Looking more closely at BLM
It has been interesting to read in this column the dialogue regarding Black Lives Matter. Both sides make salient points; so what can we learn from each other?
Many of us are sympathetic to the statement “Black Lives Matter” and the emotion behind the statement. Believe it or not, beneath our skin, we are all the same, and the idea that some should be harmed, belittled or deprived because of the color of that skin is abhorrent to us.
Because of this consciousness, we would love to be able to back this organization.
Recently, a reader wrote an amazing letter in this column describing a recent local peaceful demonstration. She acknowledged that detractors stopped and attempted to discredit the “Black Lives Matter” organization. She asked us to check the organization out on their website, blacklivesmatter.com. So we did.

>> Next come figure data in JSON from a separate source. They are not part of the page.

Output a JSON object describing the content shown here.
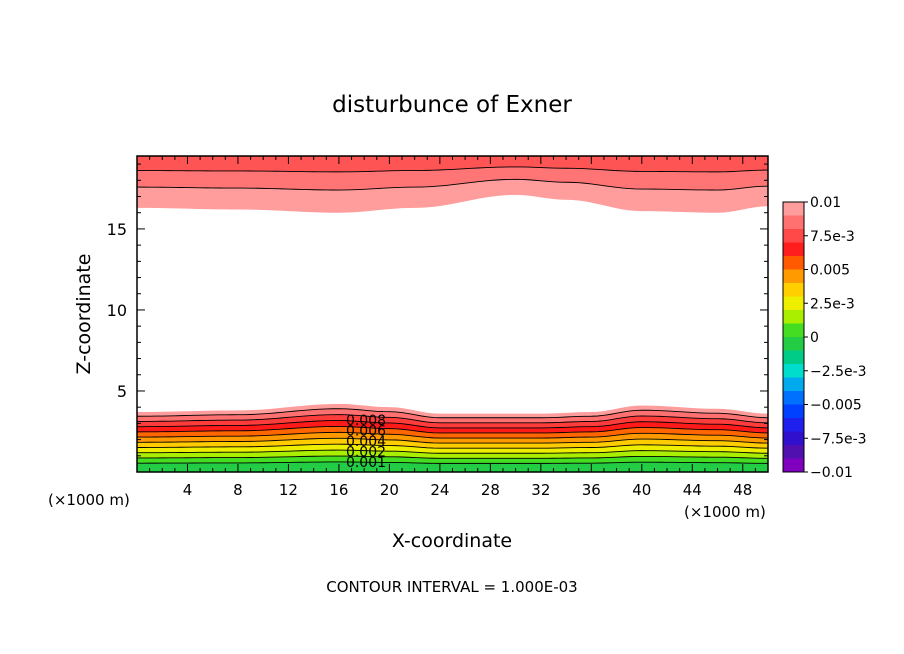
{
  "chart_data": {
    "type": "heatmap",
    "title": "disturbunce of Exner",
    "xlabel": "X-coordinate",
    "ylabel": "Z-coordinate",
    "x_unit_left": "(×1000 m)",
    "x_unit_right": "(×1000 m)",
    "xlim": [
      0,
      50
    ],
    "ylim": [
      0,
      19.5
    ],
    "xticks": [
      4,
      8,
      12,
      16,
      20,
      24,
      28,
      32,
      36,
      40,
      44,
      48
    ],
    "yticks": [
      5,
      10,
      15
    ],
    "footer": "CONTOUR INTERVAL = 1.000E-03",
    "colorbar": {
      "labels": [
        "0.01",
        "7.5e-3",
        "0.005",
        "2.5e-3",
        "0",
        "−2.5e-3",
        "−0.005",
        "−7.5e-3",
        "−0.01"
      ],
      "levels_from_top": [
        0.0095,
        0.0085,
        0.0075,
        0.0065,
        0.0055,
        0.0045,
        0.0035,
        0.0025,
        0.0015,
        0.0005,
        -0.0005,
        -0.0015,
        -0.0025,
        -0.0035,
        -0.0045,
        -0.0055,
        -0.0065,
        -0.0075,
        -0.0085,
        -0.0095
      ],
      "colors_from_top": [
        "#ff9c9c",
        "#ff7070",
        "#ff4848",
        "#ff1e1e",
        "#ff5a00",
        "#ff9a00",
        "#ffcf00",
        "#eeee00",
        "#aaee00",
        "#44dd22",
        "#22cc44",
        "#00cc88",
        "#00ddcc",
        "#00aaee",
        "#0070ff",
        "#0040ff",
        "#2020ee",
        "#3010cc",
        "#5010b0",
        "#8000c0"
      ]
    },
    "contour_labels": [
      "0.008",
      "0.006",
      "0.004",
      "0.002",
      "0.001"
    ],
    "top_layer": {
      "base_height_z": [
        16.3,
        16.2,
        16.0,
        16.3,
        17.1,
        16.8,
        16.1,
        16.0,
        16.4
      ],
      "base_height_x": [
        0,
        8,
        16,
        22,
        30,
        34,
        40,
        46,
        50
      ],
      "band_colors": [
        "#ff9c9c",
        "#ff7474",
        "#ff5454"
      ]
    },
    "bottom_layer": {
      "top_height_z": [
        3.7,
        3.8,
        4.2,
        4.0,
        3.6,
        3.6,
        3.7,
        4.1,
        3.9,
        3.6
      ],
      "top_height_x": [
        0,
        8,
        16,
        20,
        24,
        32,
        36,
        40,
        46,
        50
      ],
      "band_colors": [
        "#ff9c9c",
        "#ff7070",
        "#ff3c3c",
        "#ff1a1a",
        "#ff6600",
        "#ff9900",
        "#ffcc00",
        "#eeee00",
        "#aaee00",
        "#44dd22",
        "#22cc44"
      ]
    }
  }
}
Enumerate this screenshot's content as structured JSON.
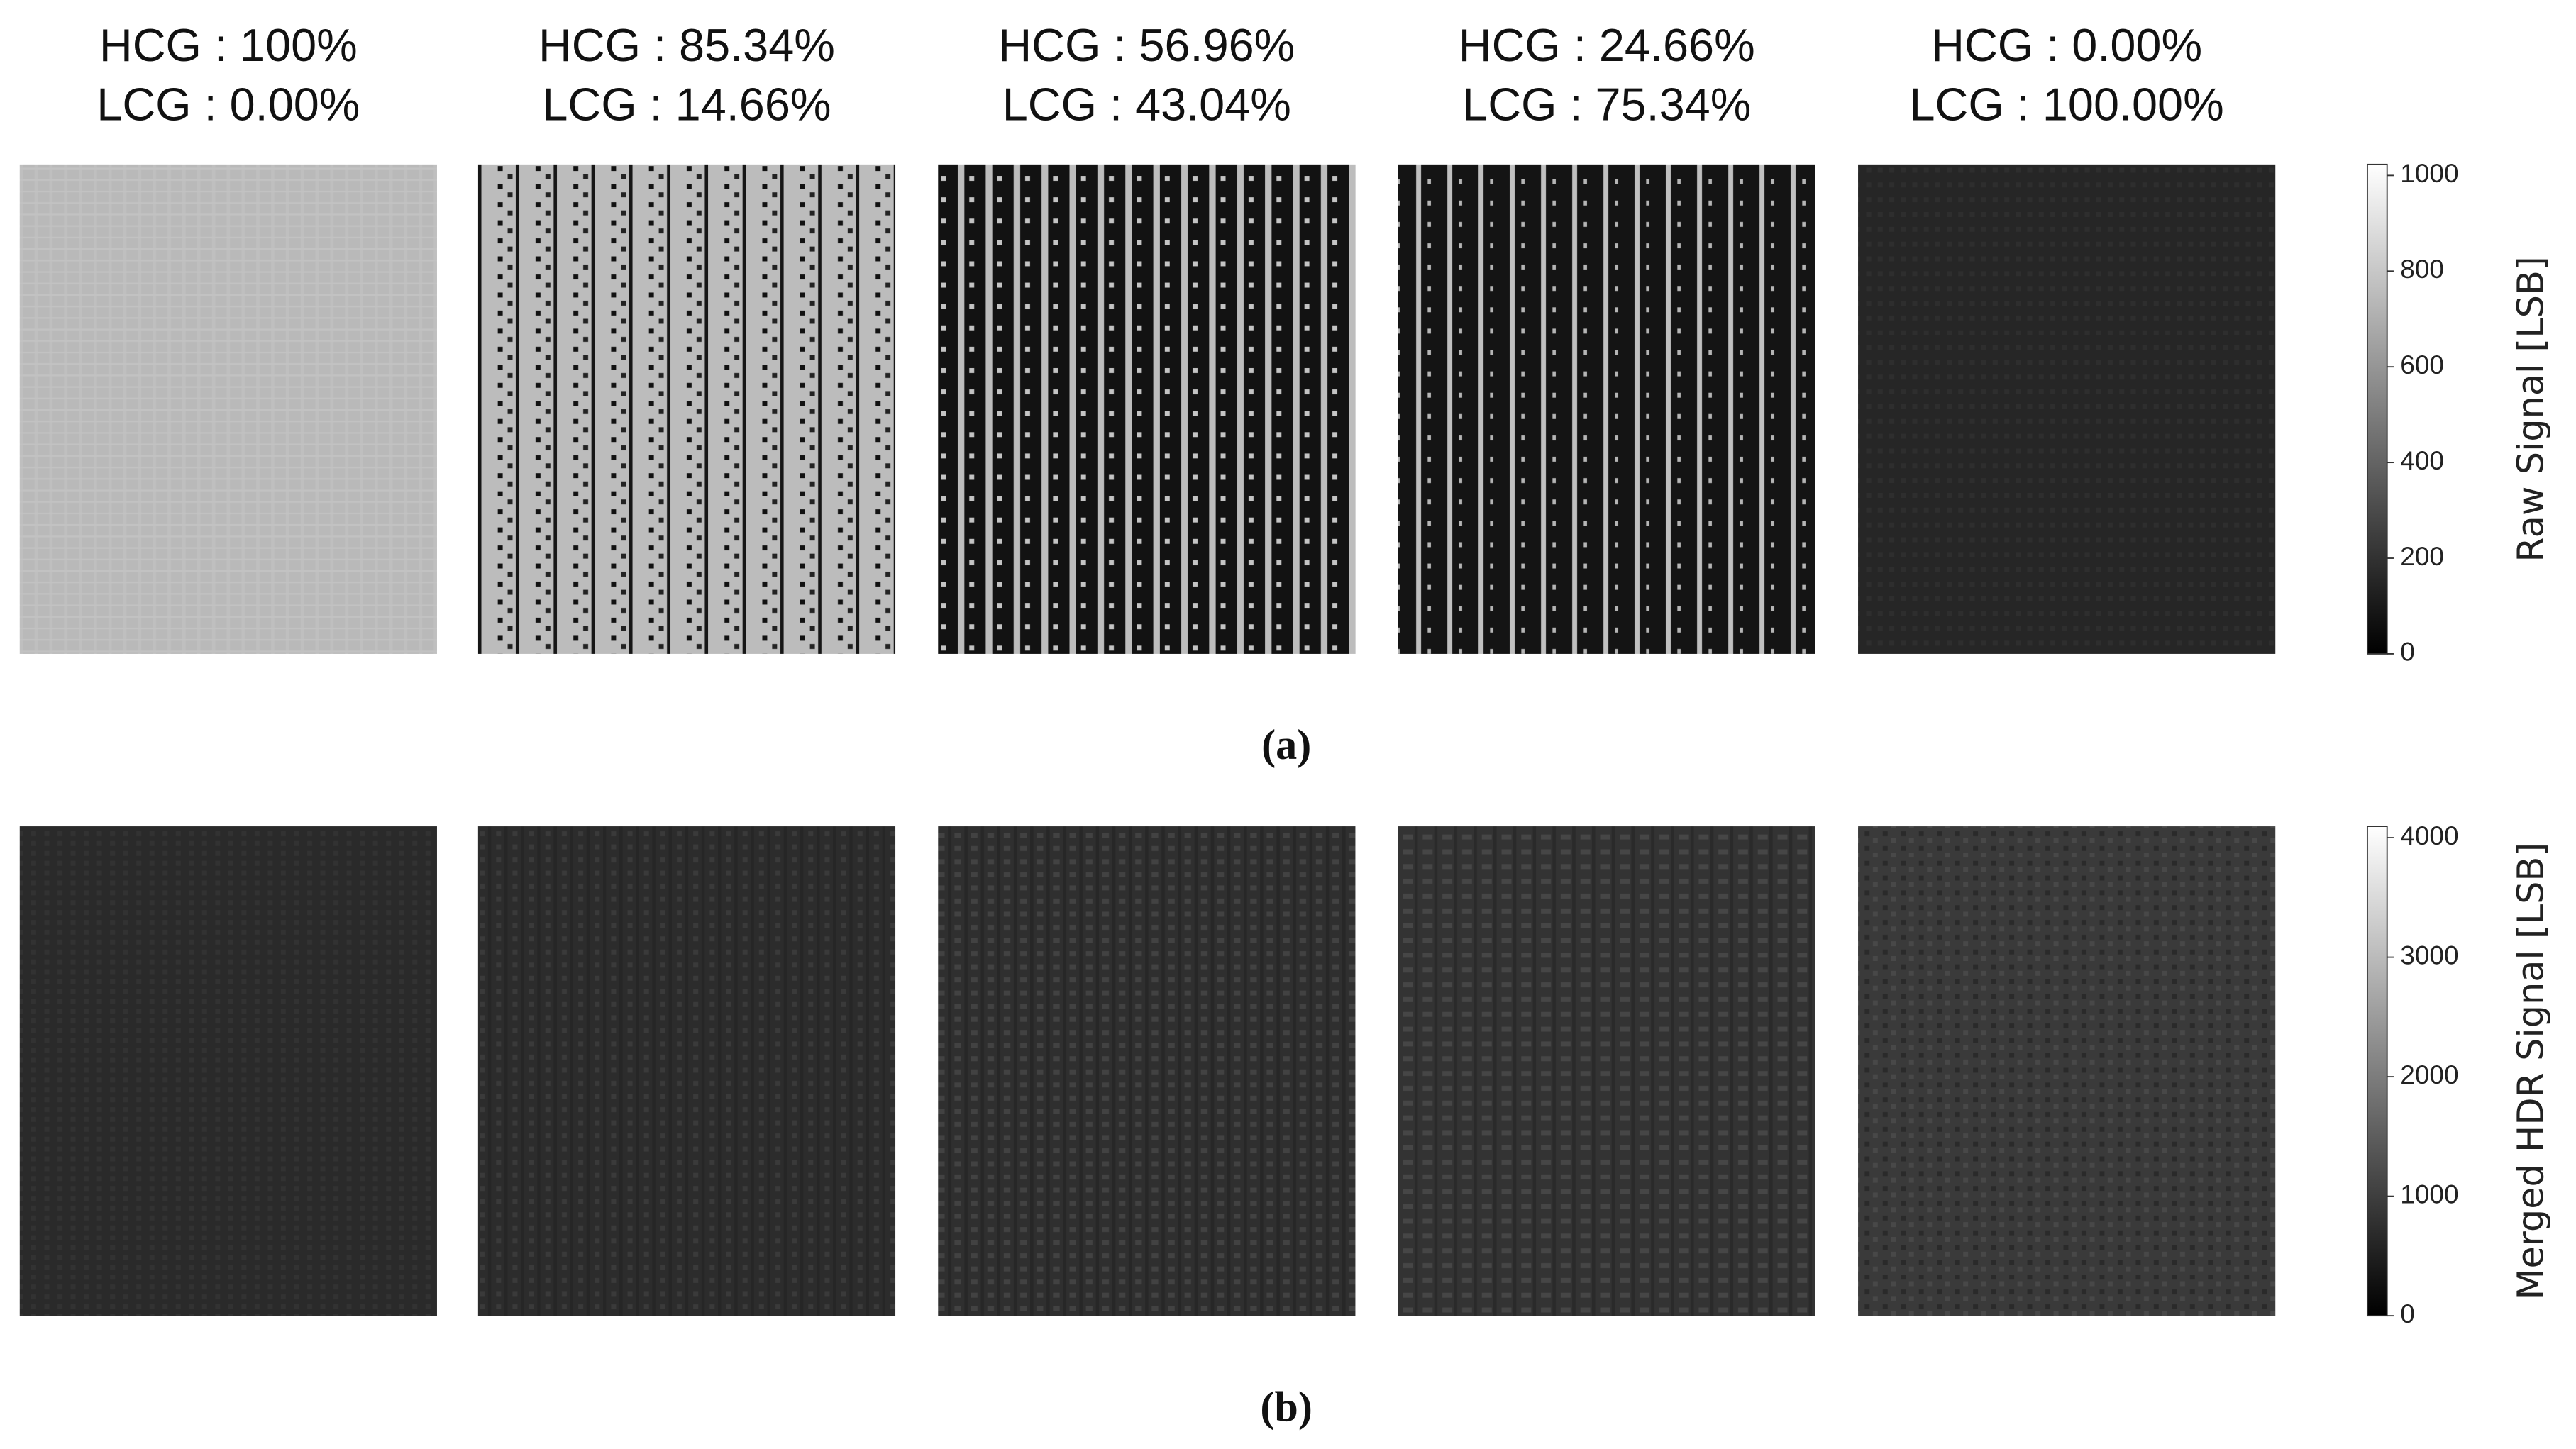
{
  "panels": [
    {
      "hcg": "HCG : 100%",
      "lcg": "LCG : 0.00%"
    },
    {
      "hcg": "HCG : 85.34%",
      "lcg": "LCG : 14.66%"
    },
    {
      "hcg": "HCG : 56.96%",
      "lcg": "LCG : 43.04%"
    },
    {
      "hcg": "HCG : 24.66%",
      "lcg": "LCG : 75.34%"
    },
    {
      "hcg": "HCG : 0.00%",
      "lcg": "LCG : 100.00%"
    }
  ],
  "rows": [
    {
      "caption": "(a)",
      "colorbar": {
        "label": "Raw Signal [LSB]",
        "ylim": [
          0,
          1023
        ],
        "yticks": [
          0,
          200,
          400,
          600,
          800,
          1000
        ]
      }
    },
    {
      "caption": "(b)",
      "colorbar": {
        "label": "Merged HDR Signal [LSB]",
        "ylim": [
          0,
          4095
        ],
        "yticks": [
          0,
          1000,
          2000,
          3000,
          4000
        ]
      }
    }
  ]
}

That search caused us to delve further into the ideological underpinnings of the official organization and the credentials of the three founders, Alicia Garza, Patrisse Cullors and Opal Tometi. From their own writings and interviews, we learned that the Black Lives Matter official organization has aims that go far beyond the uplifting of black people. You can search yourself, starting with a 2015 interview of Cullors on “The Real News Network.” Here Ms. Cullors proudly says, “We do have an ideological frame. Myself and Alicia, in particular, are trained organizers; we are trained Marxists.” Interesting, and without a doubt, unknown to many supporters, including those who made their brave stand in our local area.
Further ideas espoused by these leaders are easily accessed by doing an online search — not of what others say about them but what they themselves say or write, such as their antagonism toward the white race, the male gender (even the black male gender), the nuclear family, to say nothing of their promotion of normalizing alternative sexuality. Consider that they receive millions of dollars in donations to promote these ideas.
We acknowledge that Marxist beliefs have a right to expression and examination in the U.S., but, knowing what we do about Marxism’s boldly stated purpose of tearing down a culture to establish a “new society,” shouldn’t we be wise in our support?
Indeed, do we need to back the Black Lives Matter organization in order to support our black brothers and sisters?
How about frequenting minority-owned businesses? How about encouraging our children to befriend and defend minorities in their schools? How about inviting black neighbors over for dinner? How about inviting them to our church or attending theirs? How about hiring minorities? How about asking them what THEY would have us do to better race relations?
As the aforementioned letter to the letter admonishes: “It is our responsibility to leave this Earth better than we found it.” To that thought we say, “Amen.”